New Haven City Promotion Exams Face Legal Challenge Again - NBC Connecticut

New Haven City Promotion Exams Face Legal Challenge Again

Group of police officers claim race played a role in City's handling of promotion tests.



    A lawyer for a group of 10 African-American New Haven police officers has filed a request for an injunction to prevent several Latino and other officers from receiving promotions and the city has agreed to take no actions on promotions until the hearing is held next month.

    The 10 officers and others passed a test to be promoted to sergeant in 2009.

    "The test was submitted to the New Haven Civil Service Commission for certification. They looked at it, and right then on the record in public, they started talking about 'hey there's no Latinos on the list. There's something wrong with that,'" said attorney John Williams, who is representing the group of ten officers.

    According to Williams, the city only held the results of the test for one year instead of the normal two. That means the officers who passed were only eligible for promotions one year after the test.

    Injunction Sought to Stop NHPD Promotion

    [HAR] Injunction Sought to Stop NHPD Promotion
    Ten New Haven Police Officers are suing the City for discrimination on a 2009 promotional exam. Now they want future promotions stopped till their case is heard.
    (Published Thursday, Nov. 15, 2012)

    "You make promotions as openings or vacancies occur, and so obviously in that second year there would be, and in fact were, vacancies that would have been filled with my clients but the fact they killed the list," said Williams.

    There has since been a new sergeant's exam, and the promotions will be given any day now. Williams said the new test caters to making sure Latinos are promoted, and he has filed a request for an injunction on the promotions until his case is heard.

    The City of New Haven plans on fighting the court action.

    "The City will be responding in court to the motion for temporary injunction. Until that time, suffice it to say that the motion lacks merit. Hiring and promotional decisions at the New Haven Police Department are done in accordance with the law and based on the broad public safety interests of all of the City's residents, rather than the limited interests of a few individuals," said New Haven Corporation Counsel Victor Bolden.

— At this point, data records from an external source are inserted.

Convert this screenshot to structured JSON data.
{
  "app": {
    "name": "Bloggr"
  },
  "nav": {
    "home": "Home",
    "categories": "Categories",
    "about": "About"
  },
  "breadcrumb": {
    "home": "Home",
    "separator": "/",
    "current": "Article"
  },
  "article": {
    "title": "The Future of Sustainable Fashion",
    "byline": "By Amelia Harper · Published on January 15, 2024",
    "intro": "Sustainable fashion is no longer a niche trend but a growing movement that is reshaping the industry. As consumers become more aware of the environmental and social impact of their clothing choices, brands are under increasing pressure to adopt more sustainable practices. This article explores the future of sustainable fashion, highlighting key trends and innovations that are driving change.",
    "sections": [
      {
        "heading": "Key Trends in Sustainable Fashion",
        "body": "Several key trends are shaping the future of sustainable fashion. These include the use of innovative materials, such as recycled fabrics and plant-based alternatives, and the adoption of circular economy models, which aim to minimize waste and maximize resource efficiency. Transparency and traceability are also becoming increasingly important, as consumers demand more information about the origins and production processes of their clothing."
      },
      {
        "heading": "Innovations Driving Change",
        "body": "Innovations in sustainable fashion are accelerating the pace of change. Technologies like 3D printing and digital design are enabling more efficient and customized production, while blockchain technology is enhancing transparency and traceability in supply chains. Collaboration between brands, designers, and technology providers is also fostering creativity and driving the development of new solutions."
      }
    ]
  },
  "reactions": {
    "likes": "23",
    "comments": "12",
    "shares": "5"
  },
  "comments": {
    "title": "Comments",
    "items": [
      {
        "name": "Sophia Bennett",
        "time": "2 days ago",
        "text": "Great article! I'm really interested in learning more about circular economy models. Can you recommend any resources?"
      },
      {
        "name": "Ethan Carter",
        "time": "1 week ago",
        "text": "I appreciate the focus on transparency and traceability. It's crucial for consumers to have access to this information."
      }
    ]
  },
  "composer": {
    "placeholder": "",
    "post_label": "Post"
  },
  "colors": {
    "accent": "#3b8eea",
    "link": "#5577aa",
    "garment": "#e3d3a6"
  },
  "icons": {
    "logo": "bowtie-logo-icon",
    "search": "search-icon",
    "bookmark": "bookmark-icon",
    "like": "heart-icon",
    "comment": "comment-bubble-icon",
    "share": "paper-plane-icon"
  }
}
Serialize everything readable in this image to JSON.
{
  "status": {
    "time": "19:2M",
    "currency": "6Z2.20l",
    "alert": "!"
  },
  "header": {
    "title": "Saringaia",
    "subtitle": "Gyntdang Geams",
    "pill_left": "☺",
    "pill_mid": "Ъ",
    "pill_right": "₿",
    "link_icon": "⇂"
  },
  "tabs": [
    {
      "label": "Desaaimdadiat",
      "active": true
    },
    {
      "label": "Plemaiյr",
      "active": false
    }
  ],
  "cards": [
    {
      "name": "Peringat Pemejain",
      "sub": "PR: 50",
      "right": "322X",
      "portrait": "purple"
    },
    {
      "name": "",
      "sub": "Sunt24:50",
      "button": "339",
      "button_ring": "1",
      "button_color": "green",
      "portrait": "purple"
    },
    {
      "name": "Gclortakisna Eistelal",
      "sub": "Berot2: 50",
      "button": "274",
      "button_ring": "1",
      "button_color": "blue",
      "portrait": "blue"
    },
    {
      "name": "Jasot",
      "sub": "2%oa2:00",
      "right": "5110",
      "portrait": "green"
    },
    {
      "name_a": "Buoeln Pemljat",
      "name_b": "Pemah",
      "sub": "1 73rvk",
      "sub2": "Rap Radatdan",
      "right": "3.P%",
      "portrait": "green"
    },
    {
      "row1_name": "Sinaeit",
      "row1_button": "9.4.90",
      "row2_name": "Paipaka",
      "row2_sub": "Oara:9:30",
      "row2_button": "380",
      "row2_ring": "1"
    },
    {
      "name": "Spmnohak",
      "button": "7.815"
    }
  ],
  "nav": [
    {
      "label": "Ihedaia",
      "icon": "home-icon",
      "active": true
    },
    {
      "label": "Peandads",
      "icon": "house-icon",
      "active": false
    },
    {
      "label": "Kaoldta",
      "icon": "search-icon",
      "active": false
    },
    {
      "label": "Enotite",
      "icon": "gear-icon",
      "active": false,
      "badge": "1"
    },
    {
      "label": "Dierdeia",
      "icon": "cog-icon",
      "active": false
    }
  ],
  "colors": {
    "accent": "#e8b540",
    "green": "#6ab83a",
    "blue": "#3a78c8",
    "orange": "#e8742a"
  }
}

    But Williams said his case is eerily similar to the Ricci vs. New Haven case where 20 white firefighters sued New Haven and won in the U.S. Supreme Court because the city threw out the results of a promotions exam that city leaders felt wasn't fair to African-American firefighters.

    "I think this is the same as the Ricci case, exactly the same," said Williams.

    A hearing on the temporary injunction will be held on Dec 5 at 9:15 a.m at New Haven Superior Court. 

    Until then, City has agreed not to do anything with promotions.